Blog post

Python HTML to PDF: Convert HTML to PDF using wkhtmltopdf

Illustration: Python HTML to PDF: Convert HTML to PDF using wkhtmltopdf
Information

This article was first published in December 2022 and was updated in August 2024.

If you’re looking for a way to convert HTML to PDF using Python, this post will show you how to do it efficiently using wkhtmltopdf.

wkhtmltopdf is an open source command-line tool that converts HTML to PDF using the Qt WebKit rendering engine. It’s available for macOS, Linux, and Windows.

Common use cases for converting HTML to PDF include generating invoices or receipts for sales, printing shipping labels, converting resumes to PDF, and much more.

This tutorial will use python-pdfkit to convert HTML to PDF, and pdfkit, a simple Python wrapper that allows you to convert HTML to PDF using the wkhtmltopdf utility.

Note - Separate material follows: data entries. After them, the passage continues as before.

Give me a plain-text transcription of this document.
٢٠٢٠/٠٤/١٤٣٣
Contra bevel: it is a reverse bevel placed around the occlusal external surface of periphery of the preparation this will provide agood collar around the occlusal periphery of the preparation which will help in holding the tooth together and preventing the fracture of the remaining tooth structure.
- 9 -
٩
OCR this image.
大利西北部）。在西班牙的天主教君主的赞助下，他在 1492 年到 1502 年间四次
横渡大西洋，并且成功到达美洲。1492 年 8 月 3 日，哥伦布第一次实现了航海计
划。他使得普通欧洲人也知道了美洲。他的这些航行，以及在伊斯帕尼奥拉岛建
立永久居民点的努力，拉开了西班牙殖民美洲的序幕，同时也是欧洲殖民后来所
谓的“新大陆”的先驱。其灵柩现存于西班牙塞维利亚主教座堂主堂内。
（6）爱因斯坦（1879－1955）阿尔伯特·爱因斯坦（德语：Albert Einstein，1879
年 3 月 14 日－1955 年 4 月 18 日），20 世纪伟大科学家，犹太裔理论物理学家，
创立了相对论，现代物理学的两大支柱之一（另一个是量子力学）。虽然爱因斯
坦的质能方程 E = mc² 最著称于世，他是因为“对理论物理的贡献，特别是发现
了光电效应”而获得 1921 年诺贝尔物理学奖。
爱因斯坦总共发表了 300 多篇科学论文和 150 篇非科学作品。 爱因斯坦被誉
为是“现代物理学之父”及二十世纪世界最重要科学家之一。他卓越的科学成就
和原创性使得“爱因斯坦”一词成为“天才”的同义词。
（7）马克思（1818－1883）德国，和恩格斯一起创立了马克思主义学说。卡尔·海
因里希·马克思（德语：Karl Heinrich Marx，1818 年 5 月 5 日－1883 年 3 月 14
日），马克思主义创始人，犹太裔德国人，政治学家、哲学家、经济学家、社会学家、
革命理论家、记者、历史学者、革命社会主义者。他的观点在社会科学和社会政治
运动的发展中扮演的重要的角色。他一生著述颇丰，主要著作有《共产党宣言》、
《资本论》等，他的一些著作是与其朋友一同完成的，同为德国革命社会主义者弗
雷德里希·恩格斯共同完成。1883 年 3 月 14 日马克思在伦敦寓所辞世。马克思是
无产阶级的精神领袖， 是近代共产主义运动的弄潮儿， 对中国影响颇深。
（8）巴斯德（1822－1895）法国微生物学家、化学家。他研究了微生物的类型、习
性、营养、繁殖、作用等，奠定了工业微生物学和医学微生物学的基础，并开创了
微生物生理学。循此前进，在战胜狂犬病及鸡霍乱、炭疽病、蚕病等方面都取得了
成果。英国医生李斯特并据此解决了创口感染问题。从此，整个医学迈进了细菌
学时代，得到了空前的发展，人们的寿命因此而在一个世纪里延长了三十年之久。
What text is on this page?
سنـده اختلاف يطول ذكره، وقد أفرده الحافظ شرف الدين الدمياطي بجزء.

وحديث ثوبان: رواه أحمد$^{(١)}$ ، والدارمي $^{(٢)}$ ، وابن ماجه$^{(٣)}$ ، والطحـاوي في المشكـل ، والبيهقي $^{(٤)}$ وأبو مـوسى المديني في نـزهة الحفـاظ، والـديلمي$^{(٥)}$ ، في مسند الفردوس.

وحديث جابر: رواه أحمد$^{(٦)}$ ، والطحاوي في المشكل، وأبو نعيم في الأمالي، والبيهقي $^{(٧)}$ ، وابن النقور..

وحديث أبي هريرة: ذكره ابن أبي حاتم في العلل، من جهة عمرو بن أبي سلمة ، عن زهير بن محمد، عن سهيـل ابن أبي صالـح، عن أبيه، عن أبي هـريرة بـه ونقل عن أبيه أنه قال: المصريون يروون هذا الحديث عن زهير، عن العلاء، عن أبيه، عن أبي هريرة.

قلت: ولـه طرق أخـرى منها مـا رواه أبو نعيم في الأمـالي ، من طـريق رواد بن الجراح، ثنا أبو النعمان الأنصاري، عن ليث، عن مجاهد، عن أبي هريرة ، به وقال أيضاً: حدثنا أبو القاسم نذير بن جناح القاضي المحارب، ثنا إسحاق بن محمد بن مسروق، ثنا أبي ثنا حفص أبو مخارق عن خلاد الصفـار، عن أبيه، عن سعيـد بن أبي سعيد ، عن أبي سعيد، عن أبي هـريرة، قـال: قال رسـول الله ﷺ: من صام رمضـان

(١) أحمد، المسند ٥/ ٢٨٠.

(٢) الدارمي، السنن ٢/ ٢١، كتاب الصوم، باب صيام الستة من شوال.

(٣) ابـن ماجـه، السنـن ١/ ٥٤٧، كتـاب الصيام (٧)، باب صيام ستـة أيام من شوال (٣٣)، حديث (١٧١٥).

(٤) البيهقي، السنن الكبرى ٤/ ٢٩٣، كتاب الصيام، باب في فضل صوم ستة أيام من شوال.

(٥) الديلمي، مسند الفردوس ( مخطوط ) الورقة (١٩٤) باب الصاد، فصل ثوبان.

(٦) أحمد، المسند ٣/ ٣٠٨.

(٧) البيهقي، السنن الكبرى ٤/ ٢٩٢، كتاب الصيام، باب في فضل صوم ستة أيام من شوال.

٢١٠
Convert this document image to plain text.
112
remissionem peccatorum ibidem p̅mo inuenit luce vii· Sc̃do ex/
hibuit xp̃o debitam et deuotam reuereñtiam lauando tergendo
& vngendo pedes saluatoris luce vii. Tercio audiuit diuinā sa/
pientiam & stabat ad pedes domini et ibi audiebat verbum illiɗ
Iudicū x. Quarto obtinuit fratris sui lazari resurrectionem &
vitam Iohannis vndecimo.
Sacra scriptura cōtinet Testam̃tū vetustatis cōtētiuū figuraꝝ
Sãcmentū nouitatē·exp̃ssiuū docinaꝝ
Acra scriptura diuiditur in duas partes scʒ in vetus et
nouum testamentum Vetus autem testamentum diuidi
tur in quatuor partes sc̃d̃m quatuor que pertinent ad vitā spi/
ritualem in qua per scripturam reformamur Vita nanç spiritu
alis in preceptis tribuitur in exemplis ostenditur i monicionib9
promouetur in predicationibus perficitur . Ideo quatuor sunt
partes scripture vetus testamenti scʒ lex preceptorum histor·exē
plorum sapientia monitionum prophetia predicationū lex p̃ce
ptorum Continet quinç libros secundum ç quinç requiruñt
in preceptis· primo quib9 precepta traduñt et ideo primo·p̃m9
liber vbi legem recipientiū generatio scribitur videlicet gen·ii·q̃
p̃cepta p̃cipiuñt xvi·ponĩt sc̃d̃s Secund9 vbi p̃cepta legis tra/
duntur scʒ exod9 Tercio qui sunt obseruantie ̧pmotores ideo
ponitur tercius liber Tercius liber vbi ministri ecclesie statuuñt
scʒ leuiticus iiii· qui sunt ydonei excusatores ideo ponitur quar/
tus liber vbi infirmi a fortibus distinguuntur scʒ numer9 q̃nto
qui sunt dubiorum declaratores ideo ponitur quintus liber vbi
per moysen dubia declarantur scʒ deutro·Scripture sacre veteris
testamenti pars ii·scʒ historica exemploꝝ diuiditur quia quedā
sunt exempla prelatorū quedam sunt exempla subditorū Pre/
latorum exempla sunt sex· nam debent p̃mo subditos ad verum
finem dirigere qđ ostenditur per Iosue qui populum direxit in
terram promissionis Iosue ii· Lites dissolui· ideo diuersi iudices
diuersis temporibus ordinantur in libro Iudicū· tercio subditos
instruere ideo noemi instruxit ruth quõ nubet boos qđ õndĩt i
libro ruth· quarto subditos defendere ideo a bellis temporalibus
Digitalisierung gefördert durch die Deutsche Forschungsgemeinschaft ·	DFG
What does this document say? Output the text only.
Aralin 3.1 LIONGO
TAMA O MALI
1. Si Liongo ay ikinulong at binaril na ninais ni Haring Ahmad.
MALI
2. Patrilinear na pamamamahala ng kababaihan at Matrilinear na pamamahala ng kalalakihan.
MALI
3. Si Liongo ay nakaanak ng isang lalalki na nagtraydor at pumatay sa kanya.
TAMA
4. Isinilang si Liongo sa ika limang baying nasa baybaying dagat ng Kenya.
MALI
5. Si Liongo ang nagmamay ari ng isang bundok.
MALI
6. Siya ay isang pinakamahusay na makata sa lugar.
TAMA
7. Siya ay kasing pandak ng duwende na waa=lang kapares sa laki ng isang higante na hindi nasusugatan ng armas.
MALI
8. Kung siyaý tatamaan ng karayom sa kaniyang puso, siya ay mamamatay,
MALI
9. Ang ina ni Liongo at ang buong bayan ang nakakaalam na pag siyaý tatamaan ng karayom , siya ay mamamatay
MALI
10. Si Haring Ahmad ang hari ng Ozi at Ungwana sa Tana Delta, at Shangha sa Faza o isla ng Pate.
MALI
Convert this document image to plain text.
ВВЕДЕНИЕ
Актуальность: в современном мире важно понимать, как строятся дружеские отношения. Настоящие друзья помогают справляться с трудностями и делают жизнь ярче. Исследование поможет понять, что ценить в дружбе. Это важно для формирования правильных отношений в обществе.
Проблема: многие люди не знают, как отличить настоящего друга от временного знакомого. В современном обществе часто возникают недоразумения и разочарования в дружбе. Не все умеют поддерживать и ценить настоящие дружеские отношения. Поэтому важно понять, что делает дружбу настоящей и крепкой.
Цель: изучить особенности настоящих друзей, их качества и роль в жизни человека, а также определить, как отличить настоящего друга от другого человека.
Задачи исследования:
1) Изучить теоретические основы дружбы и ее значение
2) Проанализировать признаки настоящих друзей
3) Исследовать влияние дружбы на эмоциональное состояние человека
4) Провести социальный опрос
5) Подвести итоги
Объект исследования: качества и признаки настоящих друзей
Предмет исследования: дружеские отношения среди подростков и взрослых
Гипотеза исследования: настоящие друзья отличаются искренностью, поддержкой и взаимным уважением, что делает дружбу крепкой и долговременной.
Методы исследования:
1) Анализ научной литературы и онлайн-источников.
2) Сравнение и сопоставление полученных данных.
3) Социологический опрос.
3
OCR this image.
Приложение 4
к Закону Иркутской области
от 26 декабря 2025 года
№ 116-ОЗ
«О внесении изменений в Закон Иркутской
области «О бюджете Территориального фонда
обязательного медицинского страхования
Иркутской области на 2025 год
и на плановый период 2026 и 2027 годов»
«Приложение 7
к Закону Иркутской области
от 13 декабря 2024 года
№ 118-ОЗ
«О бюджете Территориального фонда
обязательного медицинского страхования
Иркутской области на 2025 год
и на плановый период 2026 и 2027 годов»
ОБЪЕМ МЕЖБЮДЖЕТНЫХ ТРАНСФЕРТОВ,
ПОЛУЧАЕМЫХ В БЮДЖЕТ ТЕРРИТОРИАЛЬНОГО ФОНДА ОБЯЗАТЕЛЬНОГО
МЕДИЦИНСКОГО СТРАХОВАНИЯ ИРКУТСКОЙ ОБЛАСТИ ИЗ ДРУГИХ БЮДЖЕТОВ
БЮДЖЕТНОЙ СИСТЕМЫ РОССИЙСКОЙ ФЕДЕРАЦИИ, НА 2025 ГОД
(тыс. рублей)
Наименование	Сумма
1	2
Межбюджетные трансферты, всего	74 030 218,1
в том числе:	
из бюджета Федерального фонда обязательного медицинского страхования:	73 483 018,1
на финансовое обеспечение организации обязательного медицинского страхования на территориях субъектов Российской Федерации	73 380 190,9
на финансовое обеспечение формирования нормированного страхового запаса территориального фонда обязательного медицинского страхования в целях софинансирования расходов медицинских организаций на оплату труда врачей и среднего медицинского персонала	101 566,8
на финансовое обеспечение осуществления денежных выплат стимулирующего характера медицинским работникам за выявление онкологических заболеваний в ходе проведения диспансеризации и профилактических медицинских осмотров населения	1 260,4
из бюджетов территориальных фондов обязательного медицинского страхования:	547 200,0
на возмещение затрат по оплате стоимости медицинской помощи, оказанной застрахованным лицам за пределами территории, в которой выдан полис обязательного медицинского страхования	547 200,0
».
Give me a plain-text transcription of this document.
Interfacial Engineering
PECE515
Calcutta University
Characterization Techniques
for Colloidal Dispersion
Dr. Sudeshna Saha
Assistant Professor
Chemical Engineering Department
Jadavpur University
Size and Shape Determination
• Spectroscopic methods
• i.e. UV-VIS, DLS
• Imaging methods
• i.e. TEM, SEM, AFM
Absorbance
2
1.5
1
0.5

Introduction to HTML-to-PDF conversion

HTML-to-PDF conversion is a crucial process for transforming webpages or HTML documents into Portable Document Format (PDF) files. This conversion is particularly useful for creating printable versions of webpages, generating detailed reports, and sharing documents in a universally accepted format. The ability to convert HTML content into PDF files ensures that the layout and design of the original HTML are preserved, making it ideal for professional documentation.

Several libraries and tools are available for HTML-to-PDF conversion, each offering unique features and functionalities. Popular options include python-pdfkit and WeasyPrint. These libraries provide developers with the tools needed to generate high-quality PDFs from HTML content, whether it’s a simple webpage or a complex document with intricate styling and dynamic elements.

Installing wkhtmltopdf for Python HTML-to-PDF conversion

Before you can use wkhtmltopdf, you need to install it on your operating system.

On macOS

Install wkhtmltopdf using Homebrew:

brew install --cask wkhtmltopdf

On Debian/Ubuntu

Install wkhtmltopdf using APT:

sudo apt-get install wkhtmltopdf

On Windows

Download the latest version of wkhtmltopdf from the wkhtmltopdf website.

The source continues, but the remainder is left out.